Question 1: What was your task or responsibility?
Let’s use an example.
Imagine if you were a banquet attendant at Hotel XYZ. One of your tasks might be to set up tables and chairs. If you were simply listing responsibilities on your CV, you might write ‘Set up chairs and tables for hotel events’.
So far, so boring. But how can you transform this straightforward if highly physical task into something more dynamic? Let us move to question two.
Question 2: What might have happened if you hadn’t done it?
Consider what might have happened if you hadn’t done that task at all, or hadn’t done it well.
In our example above, lots of things may have happened if you hadn’t set up the chairs and tables for the event.
Paying clients may have entered Hotel XYZ’s banquet hall and discovered an unprepared venue with insufficient seating.
As a result, they may have been late to sit down for their meal, throwing the event timetable into disarray. The caterers, who planned on serving dinner at an agreed time, may have needed a plan B. Catering and serving staff may be required to work extra hours to accommodate the delay, meaning more expense and less profit for the hotel. The wedding speeches may have been delayed, postponing the moment when nervous speech givers could truly relax. The band may have had a later start time than planned, and may charge clients more for a later finish or offer a shorter set.
The wedding party and their guests may not have received the service or experience they had expected Hotel XYZ to deliver. They may have got a poor impression of Hotel XYZ. They may have complained. They may have asked for a discount. They probably would have told others about their experience. They might even have left adverse reviews online, affecting Hotel XYZ’s positive rating on TripAdvisor or another review site. This adverse publicity may have put others off booking Hotel XYZ for their wedding or event. As a result, the hotel may not meet its sales target for wedding packages. Revenues may have dipped; staffing would necessarily reduce, all because you didn’t put the chairs and tables out on time!
I acknowledge this is an extreme representation, but it goes to show that all actions have a reaction, and tasks and responsibilities have a consequence, for your employer and their clients. Let’s move on to question three.

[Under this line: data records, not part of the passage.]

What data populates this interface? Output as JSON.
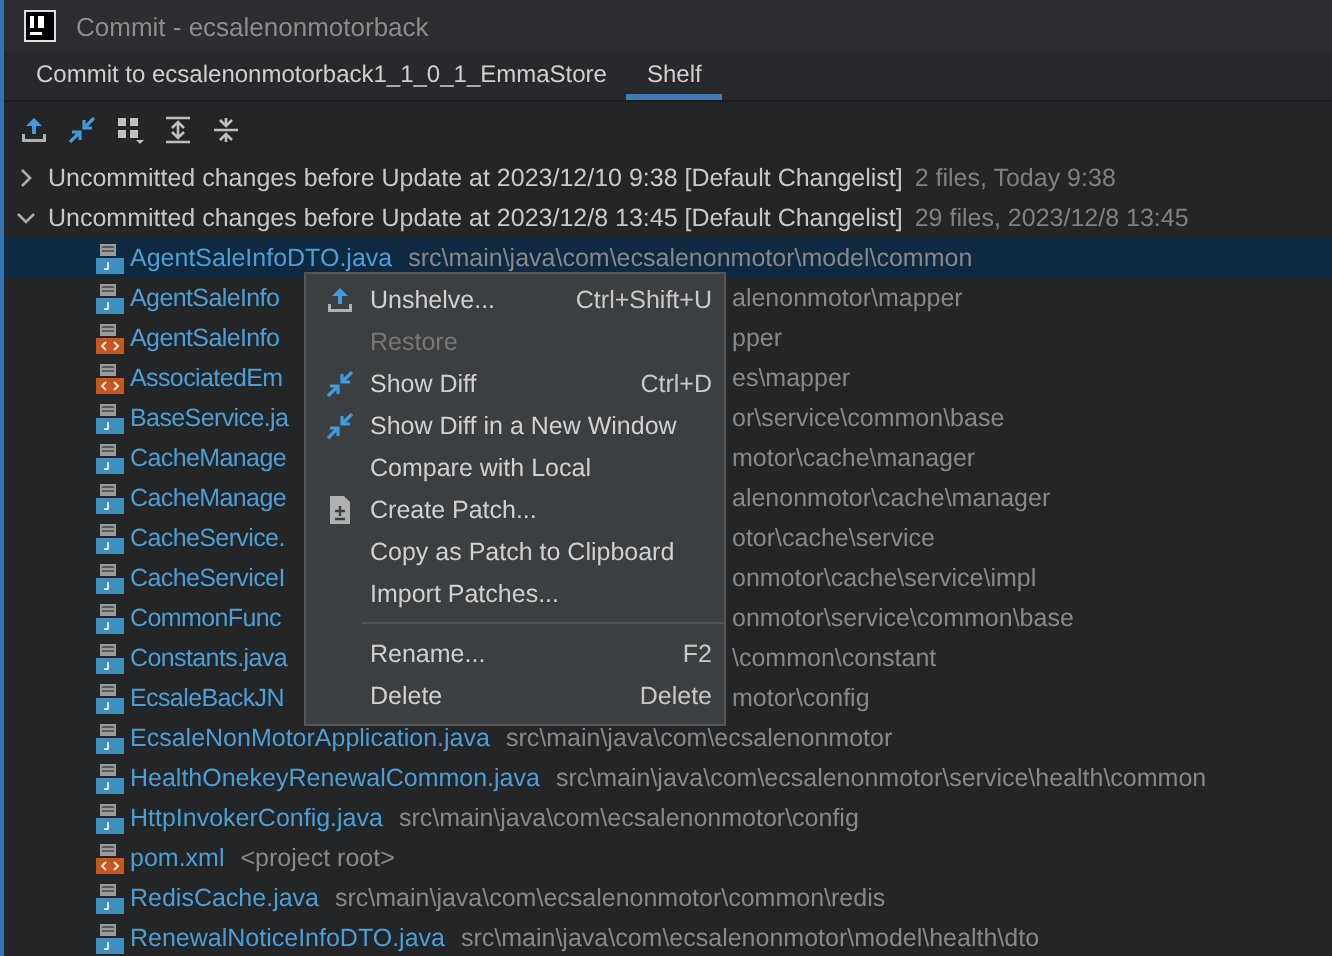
{
  "window": {
    "title": "Commit - ecsalenonmotorback"
  },
  "tabs": [
    {
      "label": "Commit to ecsalenonmotorback1_1_0_1_EmmaStore",
      "selected": false
    },
    {
      "label": "Shelf",
      "selected": true
    }
  ],
  "changelists": [
    {
      "label": "Uncommitted changes before Update at 2023/12/10 9:38 [Default Changelist]",
      "info": "2 files, Today 9:38",
      "expanded": false
    },
    {
      "label": "Uncommitted changes before Update at 2023/12/8 13:45 [Default Changelist]",
      "info": "29 files, 2023/12/8 13:45",
      "expanded": true,
      "files": [
        {
          "kind": "java",
          "name": "AgentSaleInfoDTO.java",
          "path": "src\\main\\java\\com\\ecsalenonmotor\\model\\common",
          "selected": true,
          "behind_menu": false
        },
        {
          "kind": "java",
          "name": "AgentSaleInfo",
          "path": "alenonmotor\\mapper",
          "selected": false,
          "behind_menu": true
        },
        {
          "kind": "xml",
          "name": "AgentSaleInfo",
          "path": "pper",
          "selected": false,
          "behind_menu": true
        },
        {
          "kind": "xml",
          "name": "AssociatedEm",
          "path": "es\\mapper",
          "selected": false,
          "behind_menu": true
        },
        {
          "kind": "java",
          "name": "BaseService.ja",
          "path": "or\\service\\common\\base",
          "selected": false,
          "behind_menu": true
        },
        {
          "kind": "java",
          "name": "CacheManage",
          "path": "motor\\cache\\manager",
          "selected": false,
          "behind_menu": true
        },
        {
          "kind": "java",
          "name": "CacheManage",
          "path": "alenonmotor\\cache\\manager",
          "selected": false,
          "behind_menu": true
        },
        {
          "kind": "java",
          "name": "CacheService.",
          "path": "otor\\cache\\service",
          "selected": false,
          "behind_menu": true
        },
        {
          "kind": "java",
          "name": "CacheServiceI",
          "path": "onmotor\\cache\\service\\impl",
          "selected": false,
          "behind_menu": true
        },
        {
          "kind": "java",
          "name": "CommonFunc",
          "path": "onmotor\\service\\common\\base",
          "selected": false,
          "behind_menu": true
        },
        {
          "kind": "java",
          "name": "Constants.java",
          "path": "\\common\\constant",
          "selected": false,
          "behind_menu": true
        },
        {
          "kind": "java",
          "name": "EcsaleBackJN",
          "path": "motor\\config",
          "selected": false,
          "behind_menu": true
        },
        {
          "kind": "java",
          "name": "EcsaleNonMotorApplication.java",
          "path": "src\\main\\java\\com\\ecsalenonmotor",
          "selected": false,
          "behind_menu": false
        },
        {
          "kind": "java",
          "name": "HealthOnekeyRenewalCommon.java",
          "path": "src\\main\\java\\com\\ecsalenonmotor\\service\\health\\common",
          "selected": false,
          "behind_menu": false
        },
        {
          "kind": "java",
          "name": "HttpInvokerConfig.java",
          "path": "src\\main\\java\\com\\ecsalenonmotor\\config",
          "selected": false,
          "behind_menu": false
        },
        {
          "kind": "xml",
          "name": "pom.xml",
          "path": "<project root>",
          "selected": false,
          "behind_menu": false
        },
        {
          "kind": "java",
          "name": "RedisCache.java",
          "path": "src\\main\\java\\com\\ecsalenonmotor\\common\\redis",
          "selected": false,
          "behind_menu": false
        },
        {
          "kind": "java",
          "name": "RenewalNoticeInfoDTO.java",
          "path": "src\\main\\java\\com\\ecsalenonmotor\\model\\health\\dto",
          "selected": false,
          "behind_menu": false
        }
      ]
    }
  ],
  "context_menu": [
    {
      "kind": "unshelve",
      "label": "Unshelve...",
      "shortcut": "Ctrl+Shift+U",
      "disabled": false
    },
    {
      "kind": "plain",
      "label": "Restore",
      "disabled": true
    },
    {
      "kind": "diff",
      "label": "Show Diff",
      "shortcut": "Ctrl+D",
      "disabled": false
    },
    {
      "kind": "diff",
      "label": "Show Diff in a New Window",
      "disabled": false
    },
    {
      "kind": "plain",
      "label": "Compare with Local",
      "disabled": false
    },
    {
      "kind": "patch",
      "label": "Create Patch...",
      "disabled": false
    },
    {
      "kind": "plain",
      "label": "Copy as Patch to Clipboard",
      "disabled": false
    },
    {
      "kind": "plain",
      "label": "Import Patches...",
      "disabled": false
    },
    {
      "kind": "separator"
    },
    {
      "kind": "plain",
      "label": "Rename...",
      "shortcut": "F2",
      "disabled": false
    },
    {
      "kind": "plain",
      "label": "Delete",
      "shortcut": "Delete",
      "disabled": false
    }
  ]
}
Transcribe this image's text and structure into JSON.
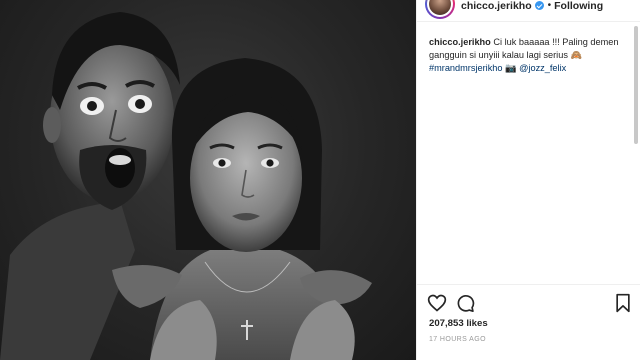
{
  "post": {
    "username": "chicco.jerikho",
    "follow_status": "Following",
    "separator": "•",
    "caption": {
      "username": "chicco.jerikho",
      "text": "Ci luk baaaaa !!! Paling demen gangguin si unyiii kalau lagi serius",
      "emoji": "🙈",
      "hashtag": "#mrandmrsjerikho",
      "camera_emoji": "📷",
      "mention": "@jozz_felix"
    },
    "likes": "207,853 likes",
    "timestamp": "17 HOURS AGO"
  },
  "icons": {
    "like": "heart-icon",
    "comment": "comment-icon",
    "save": "bookmark-icon",
    "verified": "verified-badge-icon"
  },
  "colors": {
    "verified": "#3897f0",
    "link": "#003569",
    "text": "#262626",
    "muted": "#999999"
  }
}
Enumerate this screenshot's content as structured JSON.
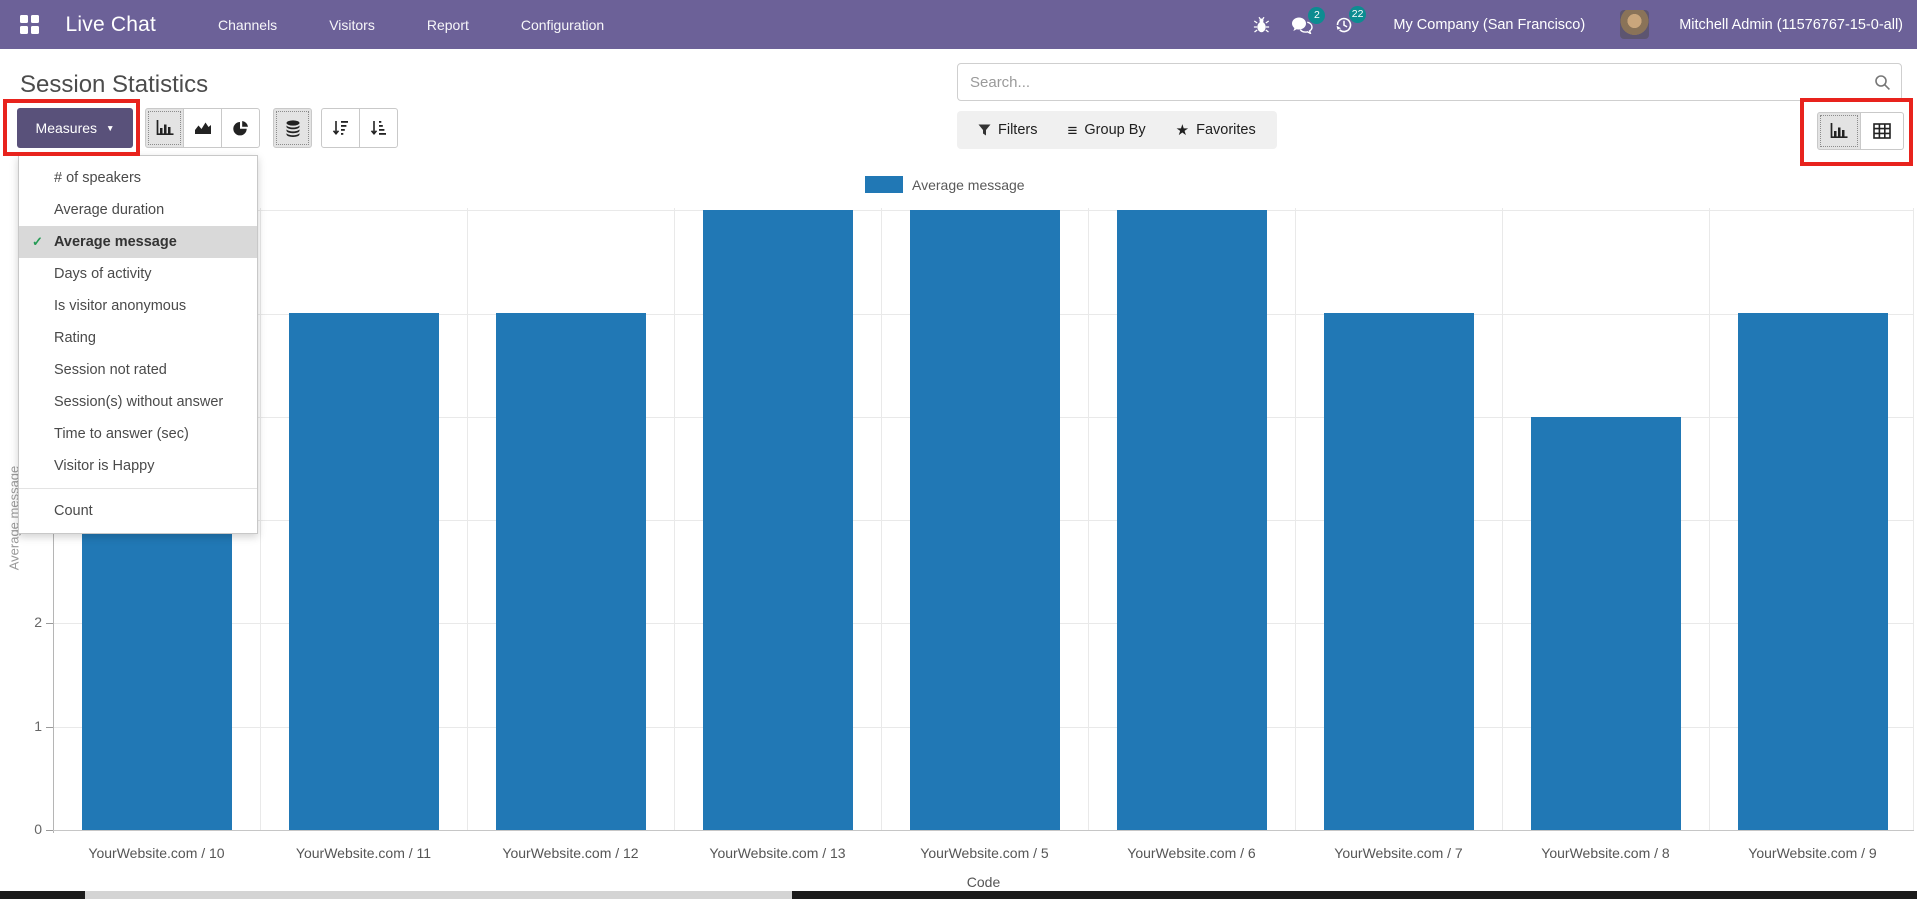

Question 3: What benefit did you achieve by doing it?
For every answer outlined in response to question two, consider the opposite situation. This will help clarify the benefits you delivered by performing your task.
Looking at the answers above, it seems like by doing my job well, I have most likely helped Hotel XYZ to meet and exceed its clients’ expectations, thereby ensuring their satisfaction, avoiding any negative feedback on- or offline, and maintaining its overall reputation. My actions also helped Hotel XYZ to protect its profit margins by ensuring weddings and other events ran to time, avoiding unplanned costs.
Having identified the benefits you delivered, you can use them to craft achievement-focused bullets for use on your CV. Here are some examples:
- Positioned Hotel XYZ to achieve and maintain an average 4.5/5 TripAdvisor bubble rating by ensuring timely, accurate set up of weddings and events
- Facilitated cost-effective and quality delivery of hotel events by ensuring timely set-up of chairs, tables, and equipment for each booking
- Helped Hotel XYZ to secure 50 new wedding bookings for 2020 by working as a team to deliver a high-quality wedding experience for 2019 clients
You can read more about how to create strong bullet points here: https://www.linkedin.com/pulse/how-write-bullet-proof-cv-bullets-lis-mcguire/.
If your CV features tasks and responsibilities, use these three questions to turn them into attention-grabbing bullets that will intrigue your target reader to find out more.